Ambassador to 'Italy
By JENNY NICHOLSON Rome UNTIL the-appointment of Sir Ashley Clarke as the new British Ambassador to Rome, no high-ranking Briton has expressed the fund of friendliness towards Italy which undoubtedly exists in England, whereas there has been frequent expression—not formally, but casually and incident- ally—of the even larger fund of contempt, distrust and boredom with the shrillness of Latin nationalism. ,, Sir Ashley's first simple and imaginative gesture was to call a conference of Italian journalists and announce his pleasure at being translated to Italy. On arrival at Rome airport he addressed the Press in fluent Italian. Although he looked such a theatrical version of the old-school English diplomat—tall, fair-moustached, distinguished, with a red carnation in his perfectly tailored overcoat—that an Italian journalist remarked : ' What! no monocle?" his approach belonged to November, 1953. He made no old-fashioned references to the beauties of Italy and Anglo-Italian cultural ties. He sensibly reminded everyone that we were modern allies, assured them that " Trieste is vividly in our minds," and was the first British official to " profoundly regret the loss of lives."
The hyper-sensitive Italians have grudgingly taken this as an indication that an eminent Englishman has come to work in Rome with the attitude that Italy is worth bothering about. Italians are always terrified at the prospect of not being taken seriously. And the Right and Left have made incessant pro- paganda out of the feeling that Italy's post-war problems and achievements have not been taken seriously by the British. Sir Ashley is faced with the task of improving Anglo-Italian rela- tions at a time when the two countries comprehend each other very little.
Wherever two or three neo-Fascist officials are gathered together, anti-British feeling is fostered. The liberal writer, Arrigo Benedetti, pointed out in last week's Europeo: "Let us be truthful. After the war it would have been easy to normalise Anglo-Italian relations, and this normalisation would have benefited us—particularly in solving the Trieste problem.

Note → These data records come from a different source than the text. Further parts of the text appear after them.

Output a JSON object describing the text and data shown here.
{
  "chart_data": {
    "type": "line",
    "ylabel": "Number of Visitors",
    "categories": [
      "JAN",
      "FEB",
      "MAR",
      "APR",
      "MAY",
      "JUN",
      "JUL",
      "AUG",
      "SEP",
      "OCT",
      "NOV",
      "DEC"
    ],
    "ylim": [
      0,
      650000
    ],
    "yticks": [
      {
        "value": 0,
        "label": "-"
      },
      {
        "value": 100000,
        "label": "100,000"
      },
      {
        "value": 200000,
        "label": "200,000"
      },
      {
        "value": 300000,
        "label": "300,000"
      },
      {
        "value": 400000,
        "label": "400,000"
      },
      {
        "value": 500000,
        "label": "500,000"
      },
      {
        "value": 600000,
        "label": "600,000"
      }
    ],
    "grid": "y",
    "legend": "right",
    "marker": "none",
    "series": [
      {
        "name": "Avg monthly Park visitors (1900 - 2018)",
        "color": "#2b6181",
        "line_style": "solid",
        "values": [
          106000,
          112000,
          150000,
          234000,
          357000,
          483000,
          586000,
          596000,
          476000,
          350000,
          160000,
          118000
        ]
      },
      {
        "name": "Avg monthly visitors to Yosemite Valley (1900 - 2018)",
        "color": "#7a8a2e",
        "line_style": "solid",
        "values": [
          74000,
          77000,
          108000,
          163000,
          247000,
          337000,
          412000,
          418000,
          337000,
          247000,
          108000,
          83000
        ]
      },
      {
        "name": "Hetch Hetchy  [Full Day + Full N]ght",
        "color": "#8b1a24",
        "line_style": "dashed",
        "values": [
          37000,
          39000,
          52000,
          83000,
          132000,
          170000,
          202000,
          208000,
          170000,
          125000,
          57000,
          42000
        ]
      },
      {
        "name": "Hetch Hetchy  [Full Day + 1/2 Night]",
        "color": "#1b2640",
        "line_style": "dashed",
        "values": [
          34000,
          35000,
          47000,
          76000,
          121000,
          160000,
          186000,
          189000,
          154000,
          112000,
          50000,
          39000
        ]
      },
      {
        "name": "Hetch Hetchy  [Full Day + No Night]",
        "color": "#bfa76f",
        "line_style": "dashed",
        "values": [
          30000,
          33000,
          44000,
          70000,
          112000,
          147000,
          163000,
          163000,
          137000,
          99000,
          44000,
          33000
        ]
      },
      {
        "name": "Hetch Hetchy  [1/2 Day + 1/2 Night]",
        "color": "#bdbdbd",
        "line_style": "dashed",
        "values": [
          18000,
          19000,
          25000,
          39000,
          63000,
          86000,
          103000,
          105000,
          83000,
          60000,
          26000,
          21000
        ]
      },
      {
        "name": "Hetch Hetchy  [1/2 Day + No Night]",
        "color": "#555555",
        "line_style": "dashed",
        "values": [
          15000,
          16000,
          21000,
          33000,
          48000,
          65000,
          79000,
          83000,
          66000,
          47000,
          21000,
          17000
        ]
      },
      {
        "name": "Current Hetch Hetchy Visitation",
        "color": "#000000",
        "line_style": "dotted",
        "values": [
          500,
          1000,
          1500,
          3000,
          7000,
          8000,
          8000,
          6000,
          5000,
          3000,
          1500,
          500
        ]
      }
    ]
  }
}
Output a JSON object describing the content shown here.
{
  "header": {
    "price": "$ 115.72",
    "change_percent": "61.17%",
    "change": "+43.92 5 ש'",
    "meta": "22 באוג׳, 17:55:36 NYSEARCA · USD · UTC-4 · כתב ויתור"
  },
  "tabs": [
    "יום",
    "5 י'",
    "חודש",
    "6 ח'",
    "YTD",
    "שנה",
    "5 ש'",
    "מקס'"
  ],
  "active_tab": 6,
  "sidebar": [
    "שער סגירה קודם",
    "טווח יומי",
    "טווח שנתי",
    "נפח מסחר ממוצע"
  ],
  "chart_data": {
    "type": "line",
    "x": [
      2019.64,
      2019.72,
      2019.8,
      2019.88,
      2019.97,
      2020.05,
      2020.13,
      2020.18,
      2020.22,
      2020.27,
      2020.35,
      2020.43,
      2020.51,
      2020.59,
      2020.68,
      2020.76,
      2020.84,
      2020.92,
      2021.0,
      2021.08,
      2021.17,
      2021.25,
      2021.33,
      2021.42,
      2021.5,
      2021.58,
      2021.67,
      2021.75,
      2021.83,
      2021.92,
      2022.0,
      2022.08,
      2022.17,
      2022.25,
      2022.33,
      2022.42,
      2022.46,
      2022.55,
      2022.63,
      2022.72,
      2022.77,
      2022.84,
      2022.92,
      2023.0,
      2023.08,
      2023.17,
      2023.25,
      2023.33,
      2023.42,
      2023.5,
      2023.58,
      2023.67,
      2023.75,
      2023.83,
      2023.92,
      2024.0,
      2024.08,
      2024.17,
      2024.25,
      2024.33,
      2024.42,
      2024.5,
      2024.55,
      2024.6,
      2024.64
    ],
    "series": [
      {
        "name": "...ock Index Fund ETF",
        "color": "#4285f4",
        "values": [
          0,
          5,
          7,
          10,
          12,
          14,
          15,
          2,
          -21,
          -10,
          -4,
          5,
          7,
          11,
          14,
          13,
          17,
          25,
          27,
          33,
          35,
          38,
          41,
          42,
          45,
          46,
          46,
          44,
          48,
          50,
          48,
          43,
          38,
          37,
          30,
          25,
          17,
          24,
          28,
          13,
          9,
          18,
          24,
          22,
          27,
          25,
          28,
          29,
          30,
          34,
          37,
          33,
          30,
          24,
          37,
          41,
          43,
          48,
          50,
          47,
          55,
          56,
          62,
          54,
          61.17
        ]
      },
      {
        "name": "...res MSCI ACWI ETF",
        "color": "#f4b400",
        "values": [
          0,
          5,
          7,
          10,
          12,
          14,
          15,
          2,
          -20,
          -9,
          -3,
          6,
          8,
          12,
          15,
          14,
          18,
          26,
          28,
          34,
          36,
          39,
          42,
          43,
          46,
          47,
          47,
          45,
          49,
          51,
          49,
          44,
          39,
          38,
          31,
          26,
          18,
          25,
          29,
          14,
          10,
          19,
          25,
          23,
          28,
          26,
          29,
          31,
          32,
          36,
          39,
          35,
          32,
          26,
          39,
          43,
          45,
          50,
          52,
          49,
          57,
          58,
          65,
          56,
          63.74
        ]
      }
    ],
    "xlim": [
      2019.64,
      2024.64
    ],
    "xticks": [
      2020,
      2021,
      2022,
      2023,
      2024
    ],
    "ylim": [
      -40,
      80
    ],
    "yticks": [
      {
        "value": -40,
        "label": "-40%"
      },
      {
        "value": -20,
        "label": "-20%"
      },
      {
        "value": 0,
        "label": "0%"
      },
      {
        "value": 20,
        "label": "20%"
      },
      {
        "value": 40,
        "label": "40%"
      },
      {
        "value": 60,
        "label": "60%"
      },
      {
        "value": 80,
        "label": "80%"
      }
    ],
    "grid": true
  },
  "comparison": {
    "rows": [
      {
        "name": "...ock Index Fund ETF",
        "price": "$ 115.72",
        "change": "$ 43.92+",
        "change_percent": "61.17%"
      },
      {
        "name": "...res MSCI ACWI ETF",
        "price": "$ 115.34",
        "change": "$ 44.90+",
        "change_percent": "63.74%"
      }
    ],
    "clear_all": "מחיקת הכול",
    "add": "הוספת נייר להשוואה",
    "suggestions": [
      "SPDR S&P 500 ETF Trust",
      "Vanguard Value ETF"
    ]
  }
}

Instead, we have sought to postpone it; for purely electoral reasons, the political parties have made use of the facile anti- British theme inherited from Fascism and the reason for its ruin; or, at best, they have arranged to avoid a salutary clarification between ourselves and Britain. Fascism has not only left us the hard inheritance of the problem of our eastern frontiers, it has also left us the best way not to solve the problem."
Sir Ashley probably will not stand much chance of making the political parties and the Foreign Office give up this facile theme. Anti-British feeling is so deeply rooted in most official quarters that it would scream like a mandrake if he tried to weed it out. But he can operate, as none of his predecessors in the last eight years has done, in the crucial circles of culti- vated Italians nurtured on British liberalism. And by identi- fying Britain with Italy's problems and achievements with well- timed gestures he may win the goodwill of the Italian in the street and field whose hostility is not calculated. For example, a spontaneous radio message of sympathy for the continuing flood disaster in Calabria would be appreciated by the Italian public. A personal appearance at the scenes of this biblical- scale catastrophe would be publicised in the newspapers of both countries.
Hitherto, well-trained British diplomats have always been able to grasp and react to back-stage political scuffles, but have not shown any interest in the necessity for public gestures.
In eight years of hard work, British diplomats in Rome have won no public credit here for the benefits they have gained for Italy. No one here is told of the battles they have fought for Italian tomatoes, Italian jam, Italian miners, Italian ships (wanted by Russia), and even for Italian colonies. Equally, the British Press has given Italy little credit for the goodwill she has demonstrated towards all the democratic projects we support. She has proved the best behaved partner in the Atlantic Pact with ten completed divisions. She quickly ratified the coal and steel pool and showed a readiness to accept the European Defence Community. She has liberalised her trade 95 per cent. and has a credit balance in the European Payments Union. But the Centre Government, depending largely on a party of Catholic labour leaders, southern land barons, northern industrialists, intellectual progressives and complacent Papal nobility who have nothing in common but their religion, is precariously balanced. The slightest tremor could upset it—as Trieste has been threatening to upset it for the past two months. Sir Ashley is faced with this maddeningly unreal problem. To tackle it with commonsense—that British commodity which other peoples often regard as devilish subtlety—is not only useless but dangerous. The Prime Minister, Signor Pella, caught the imagination of the nation with the phrase : " Trieste is the touchstone of the Atlantic Alliance." It will be the touchstone of Sir Ashley's ability to smile and comprehend when the problem of this city and its dismal hinterland is ruthlessly exploited for obscure domestic ends.